Madison Bumgarner is hitting the free-agent market for the first time in his career, but the longtime Giants ace might not be in for the payday he once expected. 

Bumgarner, 30, solidified his legacy as perhaps the greatest postseason pitcher of all time. That, however, was back in 2014. He's a much different pitcher now, and could be headed for a new home. 

Just how much will he make in free agency, though? The Athletic's Jim Bowden predicts Bumgarner will sign a four-year, $84 million contract. For comparison's sake, Bowden has Gerrit Cole, the consensus top free agent, signing a record eight-year, $288 million deal. 

Is Cole really going to make over $200 million more than Bumgarner? All it takes is one general manager to outbid the others for MadBum's services, but he won't even be in the same ballpark as Cole. 

Despite pitching at least 200 innings the past three seasons, Cole has relatively no wear and tear on his right arm. The 29-year-old has 1,260 2/3 innings under his belt between the regular season and the playoffs over his seven-year career. Bumgarner, just 13 months older than Cole, already has thrown 1,947 1/3 innings in his career. 

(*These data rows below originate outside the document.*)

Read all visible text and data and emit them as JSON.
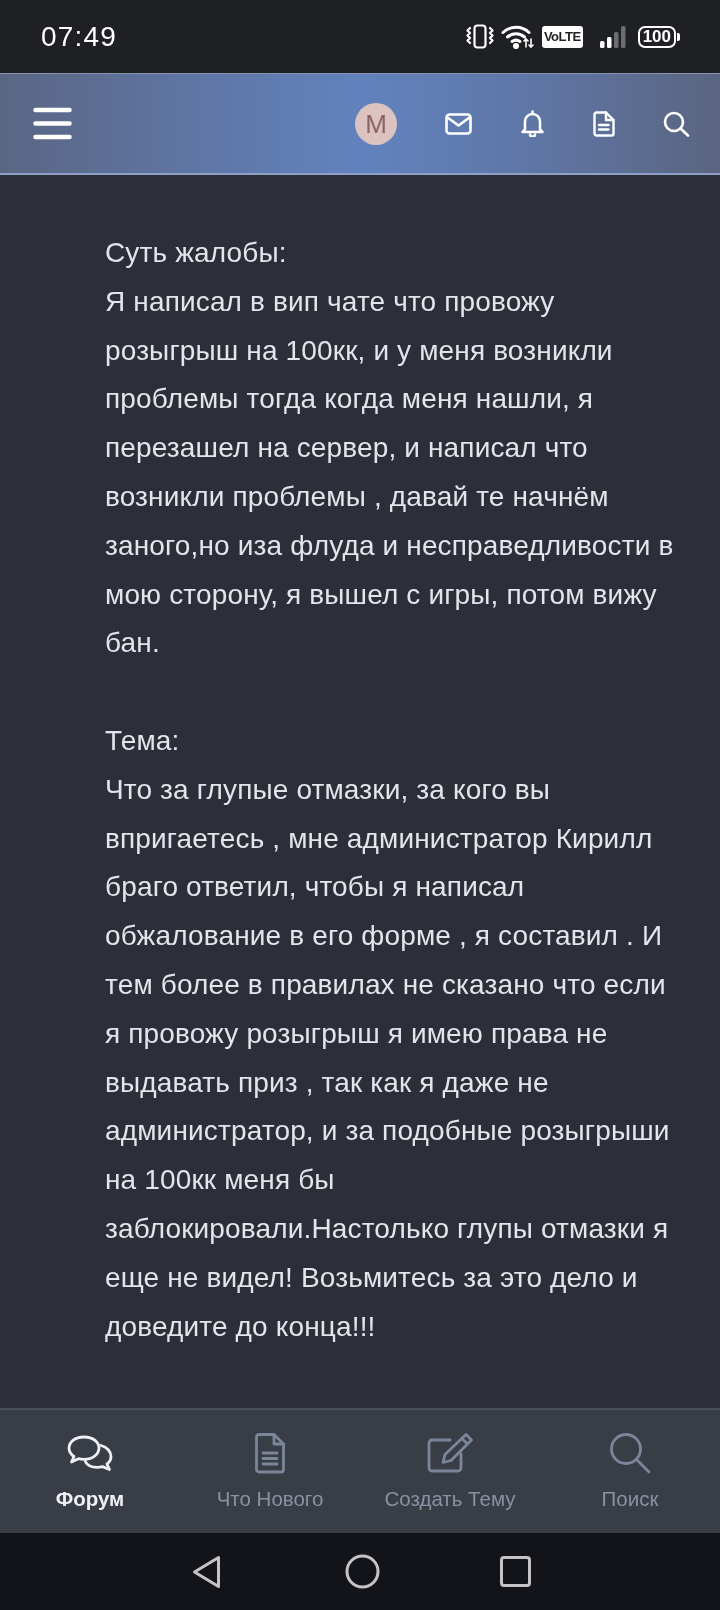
{
  "status_bar": {
    "time": "07:49",
    "network_badge": "VoLTE",
    "battery": "100"
  },
  "header": {
    "avatar_letter": "M"
  },
  "post": {
    "sections": [
      {
        "heading": "Суть жалобы:",
        "text": "Я написал в вип чате что провожу розыгрыш на 100кк, и у меня возникли проблемы тогда когда меня нашли, я перезашел на сервер, и написал что возникли проблемы , давай те начнём заного,но иза флуда и несправедливости в мою сторону, я вышел с игры, потом вижу бан."
      },
      {
        "heading": "Тема:",
        "text": "Что за глупые отмазки, за кого вы впригаетесь , мне администратор Кирилл браго ответил, чтобы я написал обжалование в его форме , я составил . И тем более в правилах не сказано что если я провожу розыгрыш я имею права не выдавать приз , так как я даже не администратор, и за подобные розыгрыши на 100кк меня бы заблокировали.Настолько глупы отмазки я еще не видел! Возьмитесь за это дело и доведите до конца!!!"
      }
    ]
  },
  "bottom_nav": [
    {
      "kind": "forum",
      "label": "Форум",
      "selected": true
    },
    {
      "kind": "new",
      "label": "Что Нового",
      "selected": false
    },
    {
      "kind": "create",
      "label": "Создать Тему",
      "selected": false
    },
    {
      "kind": "search",
      "label": "Поиск",
      "selected": false
    }
  ]
}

In his first full season since 2016, Bumgarner looked like a workhorse again in 2019. He led the majors with 34 starts and pitched 207 2/3 innings. He also struck out 203 batters, good for 8.8 strikeouts per nine innings. Cole led all of baseball in strikeouts (326) and SO/9 (13.8) while also throwing 212 1/3 innings. 

 

Front offices around the game will have to decide which Bumgarner they are signing. Can this version of the former World Series hero age well, or is his declining velocity too alarming with a scary amount of miles on his left arm? MadBum also was bad away from the pitcher-friendly Oracle Park, which could easily be a red flag for general managers.

[RELATED: Gerrit Cole to Giants in MLB free agency?]

Cole has been one of the best -- if not the best -- pitcher in baseball the past two seasons, and looks like he's built to last. He will break David Price's record of $217 million for a starting pitcher, and he could even obliterate it.

A team on the cusp of World Series contention like the Braves, Astros, Phillies or even the reigning champion Nationals could possibly hand Bumgarner a $100 million contract. For someone with such a storied career, his free agency should be fascinating to watch.